Phnom Penh (FN), Feb. 13 – Director of the Center for Policy Study Chan Sophal said that the impact of partial withdrawal of the European Union's “Everything But Arms” (EBA) preferential tariff affects 20 percent of Cambodia’s total exports to the EU.
“The decision of the European Commission on 12 February 2020 requires Cambodia to pay 20 percent on all exports to the EU, which costs her approximately USD 100 million per annum. This is only 0.35 percent of the Kingdom’s total GDP. Thus it does not severely affect the Kingdom’s economy,” Sophal wrote on his Facebook on Thursday.
Sophal, also the expert on economy, also sees the positive side of the partial withdrawal of
“I think it is a good opportunity for Cambodia (government, private, and garment workers) to start being independent and living without the need for special arrangement,” Sophal added.
He estimated that Cambodia will need to pay full tax on exports to EU in the next five more years, when Cambodia graduated from the Least Developed Countries (LDCs).
On 12 February 2020, the European Commission issued a decision to partially suspended the EBA tax preferences from Cambodia for certain products in the garment, footwear, traveling products and cane sugar.
Immediately after the decision, the Royal Government of Cambodia expressed regrets over the decision of European Commission regarding the unjust decision on the temporary partial withdrawal of the EBA trade preferences.
“The application of the concept of [serious and systematic violation] enshrined in the GSP Regulation, triggered by many misperceptions and misunderstandings about the actual realities in Cambodia, has been applied arbitrarily to launch the withdrawal procedure against our country,” according to the statement dated 12 February 2020 issued by Cambodia’s Ministry of Foreign Affairs.
“Despite grounding on the EU’s values and principles of human rights and democracy, the decision is politically driven and is devoid of objectivity and impartiality, two fundamental principles which are to be expected from the EC as a supra-national body,” it continued.

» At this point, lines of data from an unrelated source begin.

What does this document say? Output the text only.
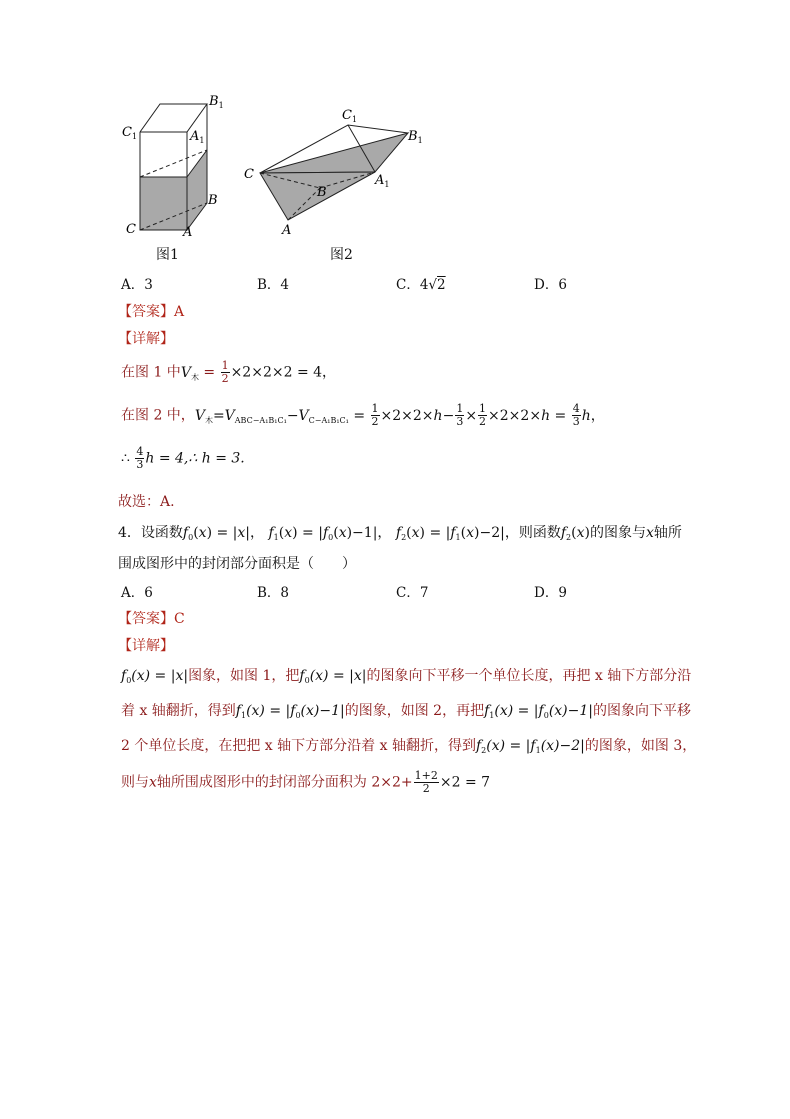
$B_1$
$C_1$	$A_1$
B
C	A
图1
$C_1$
$B_1$
C	$A_1$
B
A
图2
A．3	B．4	C．4√2	D．6
【答案】A
【详解】
在图 1 中$V_木 = \frac{1}{2} \times 2\times 2\times 2 = 4$，
在图 2 中，$V_木=V_{ABC-A_1B_1C_1}-V_{C-A_1B_1C_1} = \frac{1}{2} \times 2\times 2\times h- \frac{1}{3} \times \frac{1}{2} \times 2\times 2\times h = \frac{4}{3}$ h，
∴ $\frac{4}{3}$ h = 4,∴ h = 3.
故选：A.
4．设函数$f_0(x) = |x|$， $f_1(x) = |f_0(x)-1|$， $f_2(x) = |f_1(x)-2|$，则函数$f_2(x)$的图象与x轴所
围成图形中的封闭部分面积是（　　）
A．6	B．8	C．7	D．9
【答案】C
【详解】
$f_0(x) = |x|$图象，如图 1，把$f_0(x) = |x|$的图象向下平移一个单位长度，再把 x 轴下方部分沿
着 x 轴翻折，得到$f_1(x) = |f_0(x)-1|$的图象，如图 2，再把$f_1(x) = |f_0(x)-1|$的图象向下平移
2 个单位长度，在把把 x 轴下方部分沿着 x 轴翻折，得到$f_2(x) = |f_1(x)-2|$的图象，如图 3，
则与x轴所围成图形中的封闭部分面积为 $2\times 2+ \frac{1+2}{2} \times 2 = 7$
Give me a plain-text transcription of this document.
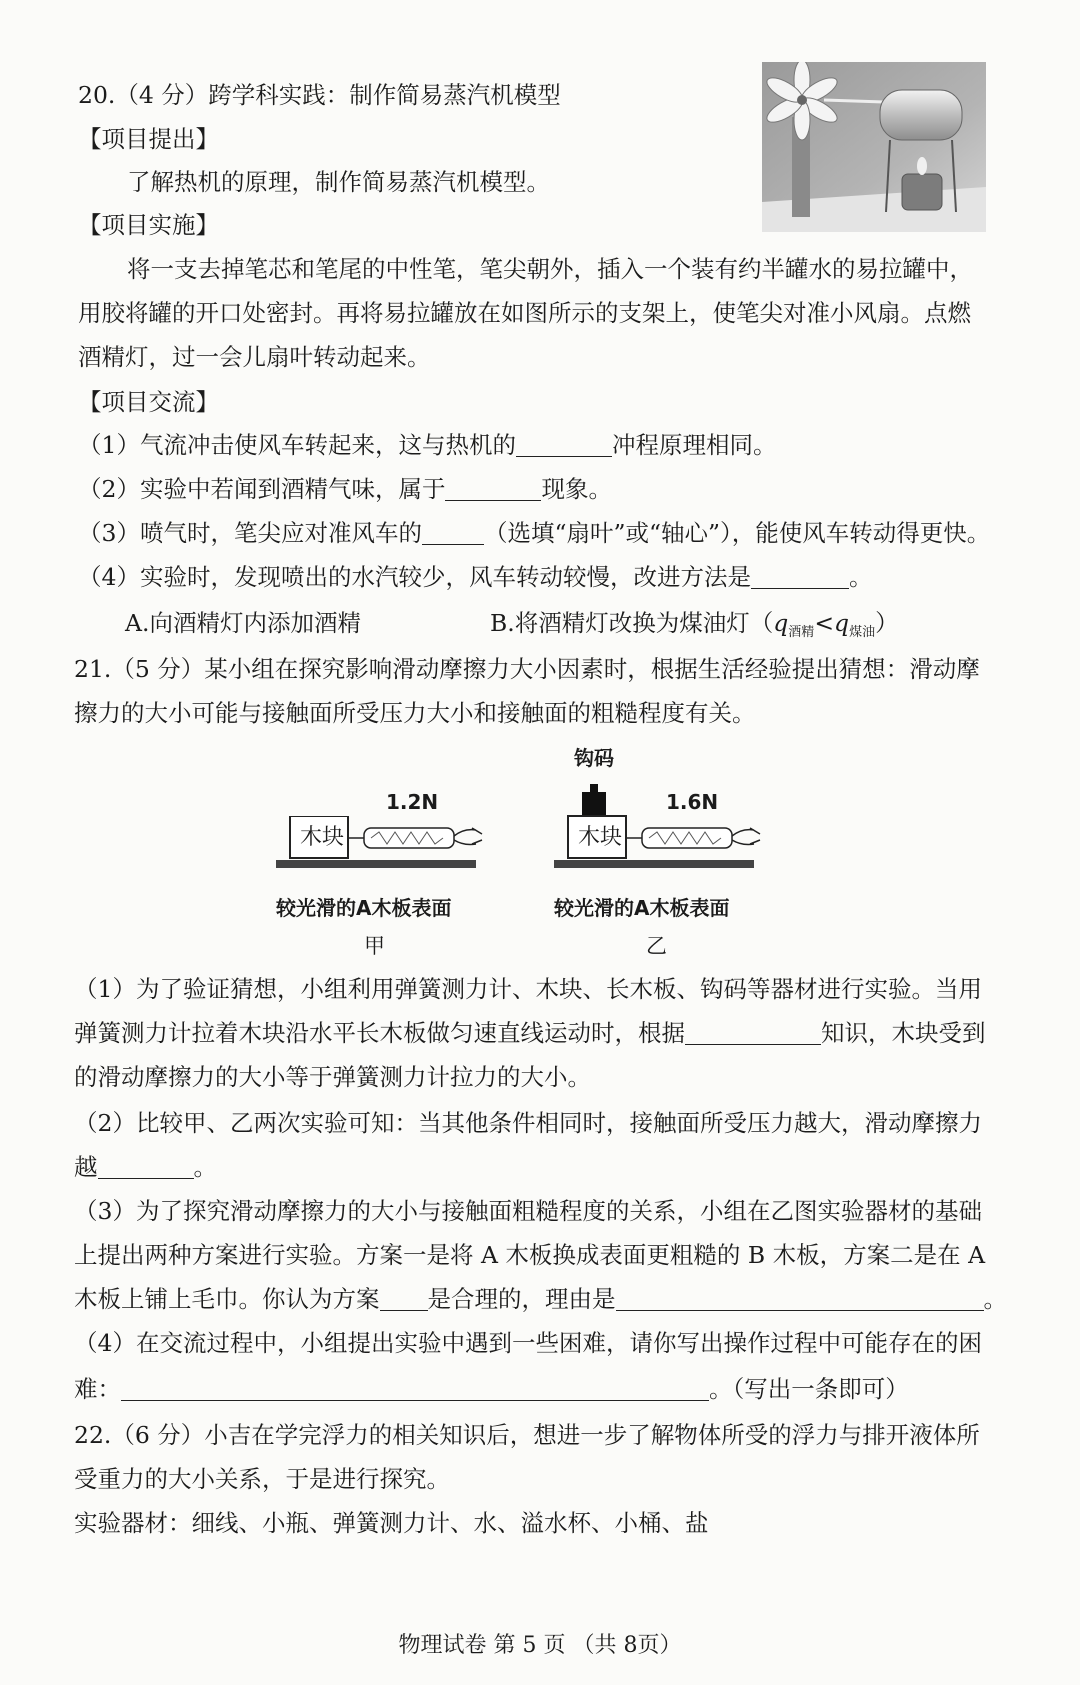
20.（4 分）跨学科实践：制作简易蒸汽机模型
【项目提出】
了解热机的原理，制作简易蒸汽机模型。
【项目实施】
将一支去掉笔芯和笔尾的中性笔，笔尖朝外，插入一个装有约半罐水的易拉罐中，
用胶将罐的开口处密封。再将易拉罐放在如图所示的支架上，使笔尖对准小风扇。点燃
酒精灯，过一会儿扇叶转动起来。
【项目交流】
（1）气流冲击使风车转起来，这与热机的	冲程原理相同。
（2）实验中若闻到酒精气味，属于	现象。
（3）喷气时，笔尖应对准风车的	（选填“扇叶”或“轴心”），能使风车转动得更快。
（4）实验时，发现喷出的水汽较少，风车转动较慢，改进方法是	。
A.向酒精灯内添加酒精	B.将酒精灯改换为煤油灯$(q_{酒精}<q_{煤油})$
21.（5 分）某小组在探究影响滑动摩擦力大小因素时，根据生活经验提出猜想：滑动摩
擦力的大小可能与接触面所受压力大小和接触面的粗糙程度有关。
1.2N
木块
较光滑的A木板表面
甲
钩码
1.6N
木块
较光滑的A木板表面
乙
（1）为了验证猜想，小组利用弹簧测力计、木块、长木板、钩码等器材进行实验。当用
弹簧测力计拉着木块沿水平长木板做匀速直线运动时，根据	知识，木块受到
的滑动摩擦力的大小等于弹簧测力计拉力的大小。
（2）比较甲、乙两次实验可知：当其他条件相同时，接触面所受压力越大，滑动摩擦力
越	。
（3）为了探究滑动摩擦力的大小与接触面粗糙程度的关系，小组在乙图实验器材的基础
上提出两种方案进行实验。方案一是将 A 木板换成表面更粗糙的 B 木板，方案二是在 A
木板上铺上毛巾。你认为方案 是合理的，理由是	。
（4）在交流过程中，小组提出实验中遇到一些困难，请你写出操作过程中可能存在的困
难：	。（写出一条即可）
22.（6 分）小吉在学完浮力的相关知识后，想进一步了解物体所受的浮力与排开液体所
受重力的大小关系，于是进行探究。
实验器材：细线、小瓶、弹簧测力计、水、溢水杯、小桶、盐
物理试卷 第 5 页 （共 8页）
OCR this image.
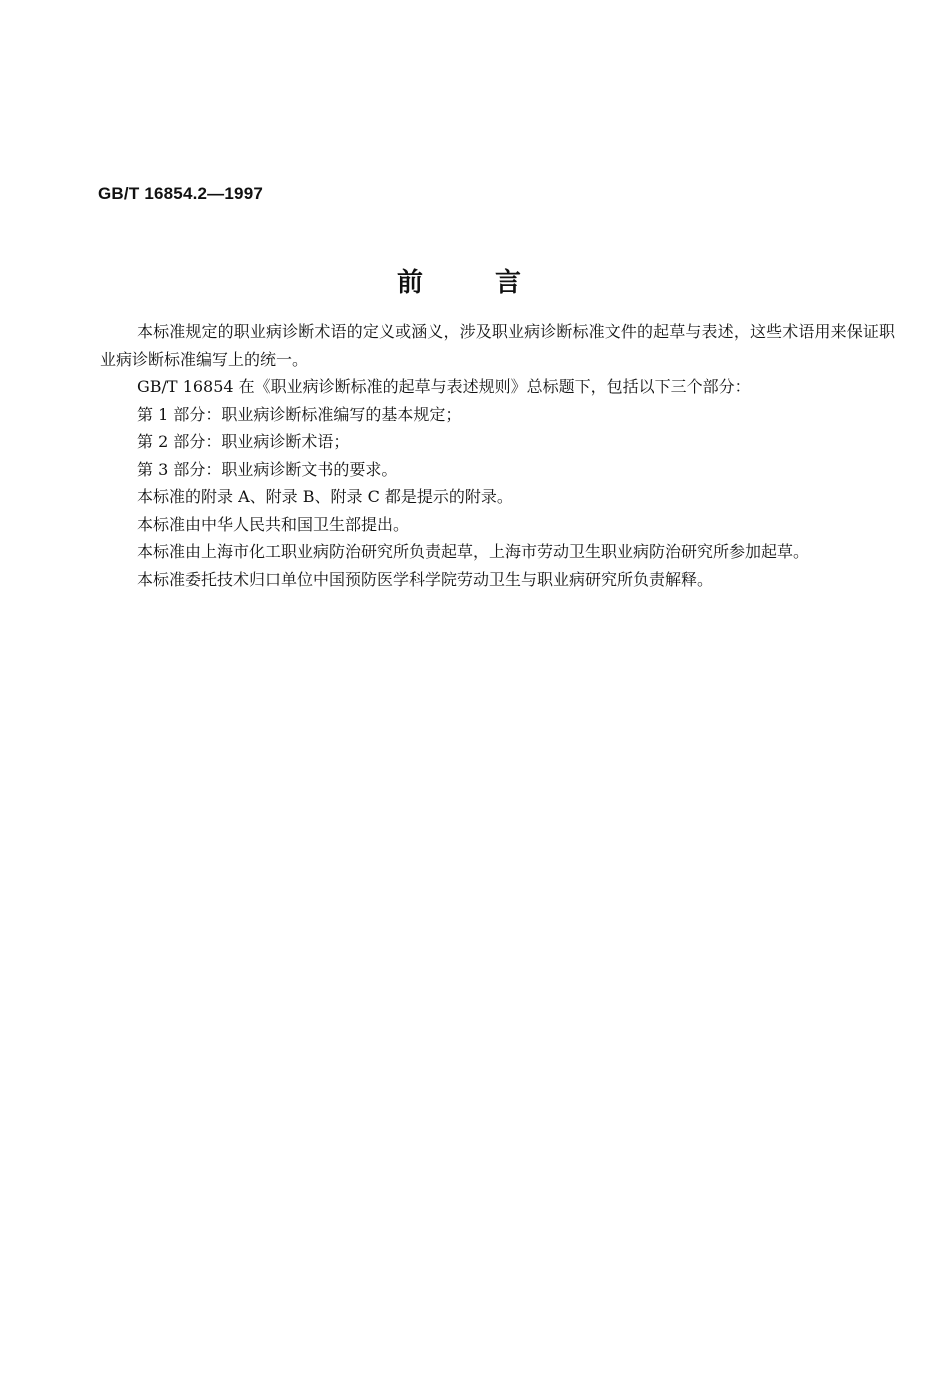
GB/T 16854.2—1997
前言

本标准规定的职业病诊断术语的定义或涵义，涉及职业病诊断标准文件的起草与表述，这些术语用来保证职业病诊断标准编写上的统一。

GB/T 16854 在《职业病诊断标准的起草与表述规则》总标题下，包括以下三个部分：

第 1 部分：职业病诊断标准编写的基本规定；

第 2 部分：职业病诊断术语；

第 3 部分：职业病诊断文书的要求。

本标准的附录 A、附录 B、附录 C 都是提示的附录。

本标准由中华人民共和国卫生部提出。

本标准由上海市化工职业病防治研究所负责起草，上海市劳动卫生职业病防治研究所参加起草。

本标准委托技术归口单位中国预防医学科学院劳动卫生与职业病研究所负责解释。
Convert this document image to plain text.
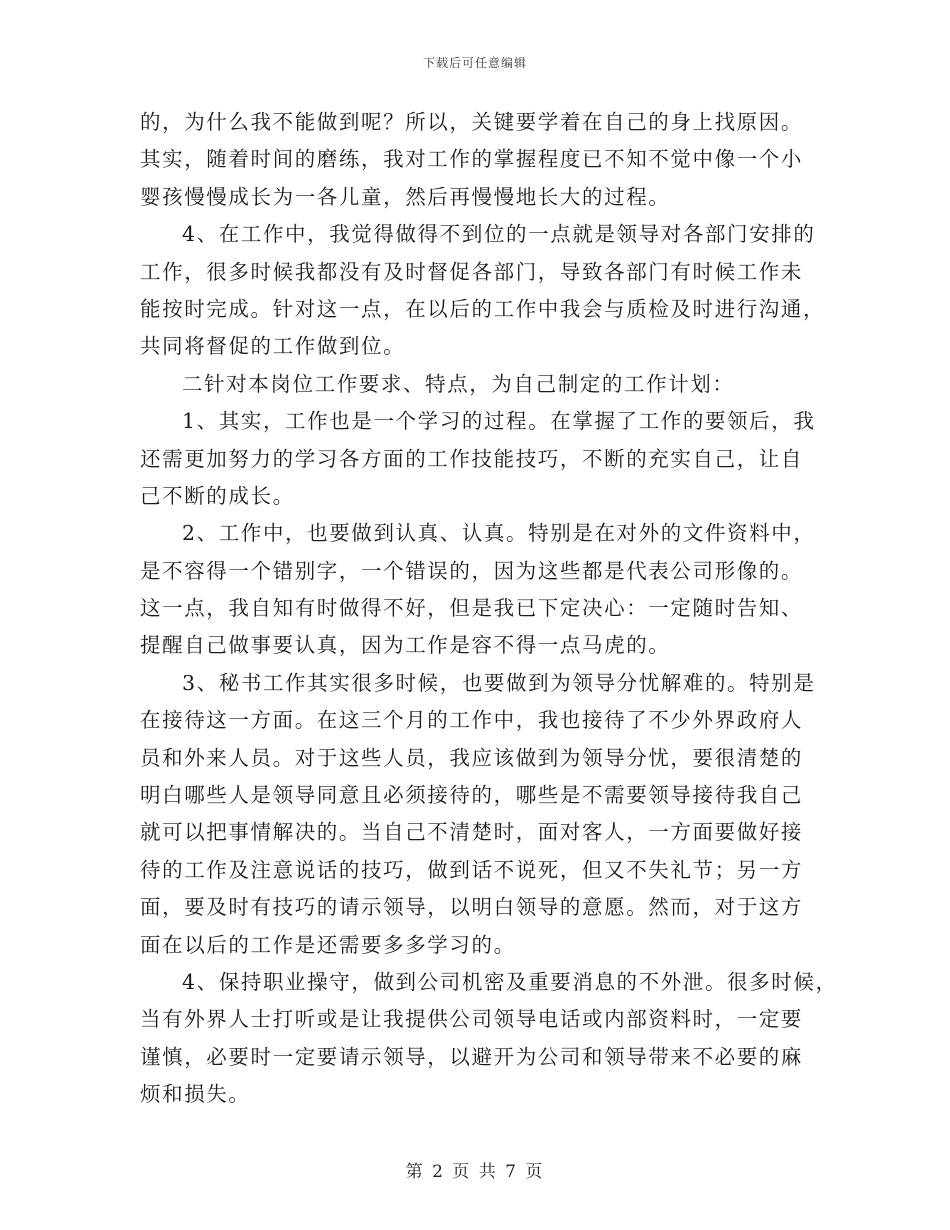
下载后可任意编辑
的，为什么我不能做到呢？所以，关键要学着在自己的身上找原因。
其实，随着时间的磨练，我对工作的掌握程度已不知不觉中像一个小
婴孩慢慢成长为一各儿童，然后再慢慢地长大的过程。
4、在工作中，我觉得做得不到位的一点就是领导对各部门安排的
工作，很多时候我都没有及时督促各部门，导致各部门有时候工作未
能按时完成。针对这一点，在以后的工作中我会与质检及时进行沟通，
共同将督促的工作做到位。
二针对本岗位工作要求、特点，为自己制定的工作计划：
1、其实，工作也是一个学习的过程。在掌握了工作的要领后，我
还需更加努力的学习各方面的工作技能技巧，不断的充实自己，让自
己不断的成长。
2、工作中，也要做到认真、认真。特别是在对外的文件资料中，
是不容得一个错别字，一个错误的，因为这些都是代表公司形像的。
这一点，我自知有时做得不好，但是我已下定决心：一定随时告知、
提醒自己做事要认真，因为工作是容不得一点马虎的。
3、秘书工作其实很多时候，也要做到为领导分忧解难的。特别是
在接待这一方面。在这三个月的工作中，我也接待了不少外界政府人
员和外来人员。对于这些人员，我应该做到为领导分忧，要很清楚的
明白哪些人是领导同意且必须接待的，哪些是不需要领导接待我自己
就可以把事情解决的。当自己不清楚时，面对客人，一方面要做好接
待的工作及注意说话的技巧，做到话不说死，但又不失礼节；另一方
面，要及时有技巧的请示领导，以明白领导的意愿。然而，对于这方
面在以后的工作是还需要多多学习的。
4、保持职业操守，做到公司机密及重要消息的不外泄。很多时候，
当有外界人士打听或是让我提供公司领导电话或内部资料时，一定要
谨慎，必要时一定要请示领导，以避开为公司和领导带来不必要的麻
烦和损失。
第 2 页 共 7 页
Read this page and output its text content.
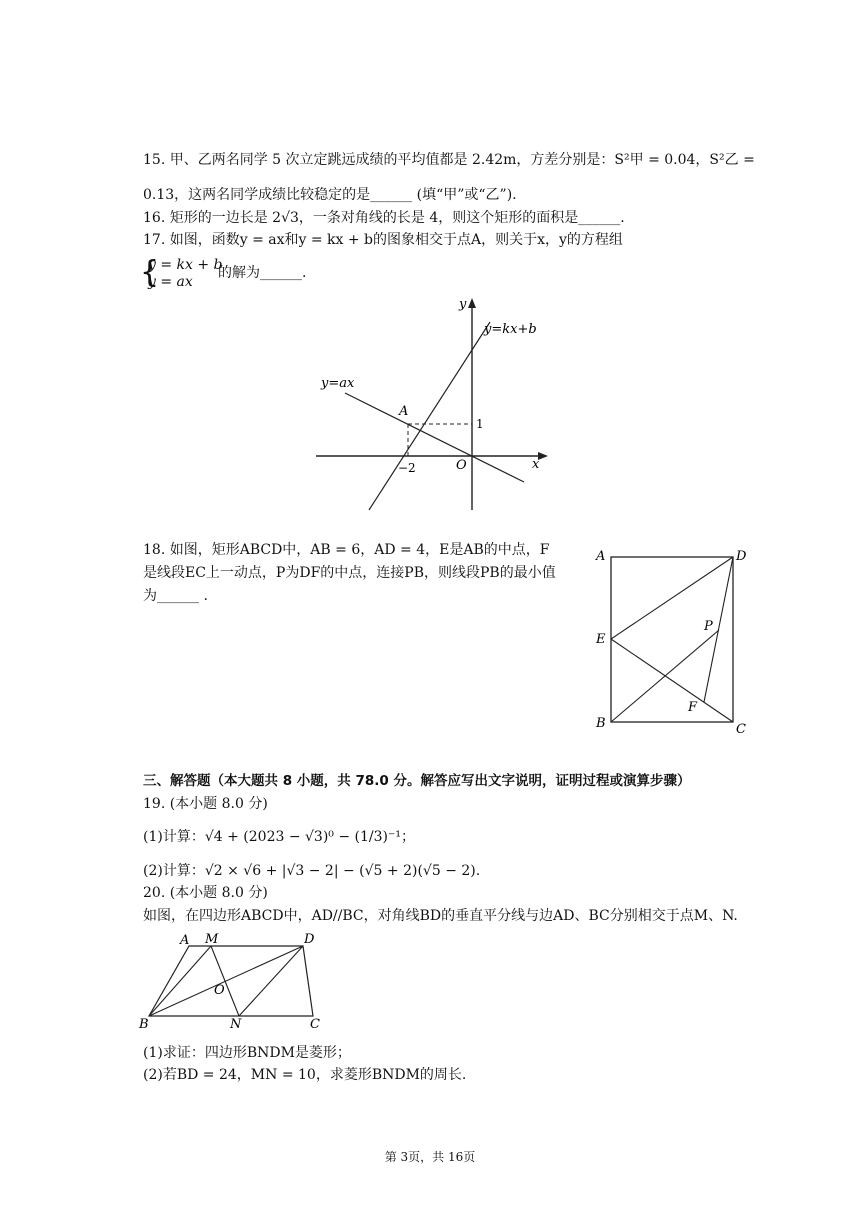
15. 甲、乙两名同学 5 次立定跳远成绩的平均值都是 2.42m，方差分别是：S²甲 = 0.04，S²乙 =
0.13，这两名同学成绩比较稳定的是______ (填“甲”或“乙”).
16. 矩形的一边长是 2√3，一条对角线的长是 4，则这个矩形的面积是______.
17. 如图，函数y = ax和y = kx + b的图象相交于点A，则关于x，y的方程组
{
y = kx + b
y = ax
的解为______.
y
x
O
y=kx+b
y=ax
A
−2
1
18. 如图，矩形ABCD中，AB = 6，AD = 4，E是AB的中点，F
是线段EC上一动点，P为DF的中点，连接PB，则线段PB的最小值
为______ .
A	D
E
P
F
B	C
三、解答题（本大题共 8 小题，共 78.0 分。解答应写出文字说明，证明过程或演算步骤）
19. (本小题 8.0 分)
(1)计算：√4 + (2023 − √3)⁰ − (1/3)⁻¹；
(2)计算：√2 × √6 + |√3 − 2| − (√5 + 2)(√5 − 2).
20. (本小题 8.0 分)
如图，在四边形ABCD中，AD//BC，对角线BD的垂直平分线与边AD、BC分别相交于点M、N.
A M	D
O
B	N	C
(1)求证：四边形BNDM是菱形；
(2)若BD = 24，MN = 10，求菱形BNDM的周长.
第 3页，共 16页
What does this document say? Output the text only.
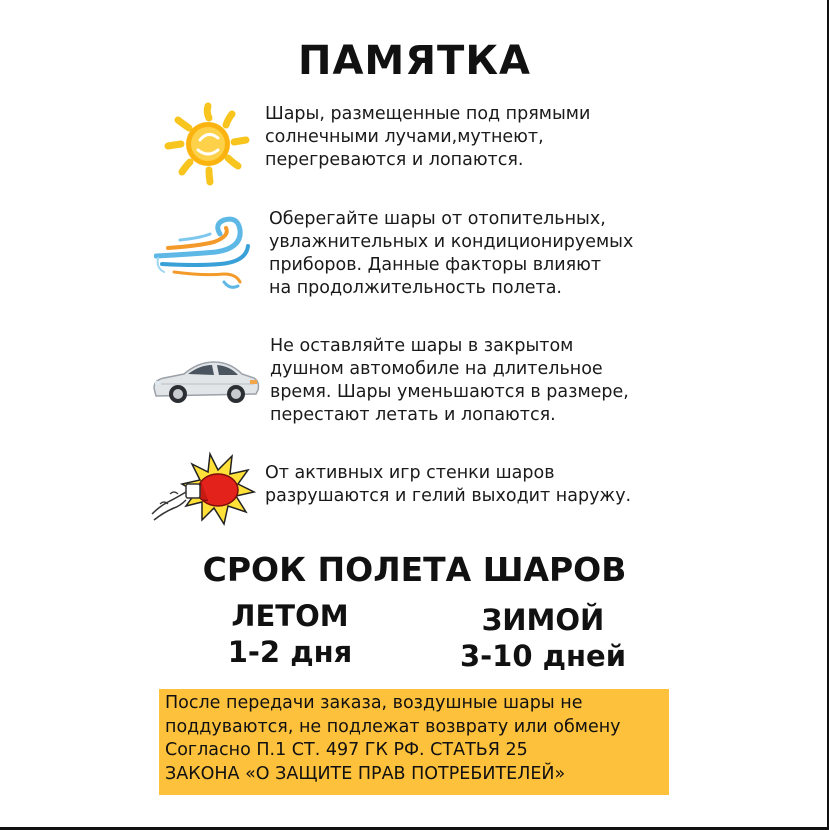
ПАМЯТКА
Шары, размещенные под прямыми
солнечными лучами,мутнеют,
перегреваются и лопаются.
Оберегайте шары от отопительных,
увлажнительных и кондиционируемых
приборов. Данные факторы влияют
на продолжительность полета.
Не оставляйте шары в закрытом
душном автомобиле на длительное
время. Шары уменьшаются в размере,
перестают летать и лопаются.
От активных игр стенки шаров
разрушаются и гелий выходит наружу.
СРОК ПОЛЕТА ШАРОВ
ЛЕТОМ
1-2 дня
ЗИМОЙ
3-10 дней
После передачи заказа, воздушные шары не
поддуваются, не подлежат возврату или обмену
Согласно П.1 СТ. 497 ГК РФ. СТАТЬЯ 25
ЗАКОНА «О ЗАЩИТЕ ПРАВ ПОТРЕБИТЕЛЕЙ»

“The Government remains firm in its principled position in rejecting any attempt by external parties in their use of trade and development assistance as pretexts to justify their interference in Cambodia’s internal affairs… Cambodia remains firmly committed to further enhancing its relations with the European Union based on the spirit of mutual respect and interest all the while reaffirming its full aspiration to remain within the region a multiparty liberal democracy,” the statement underlined.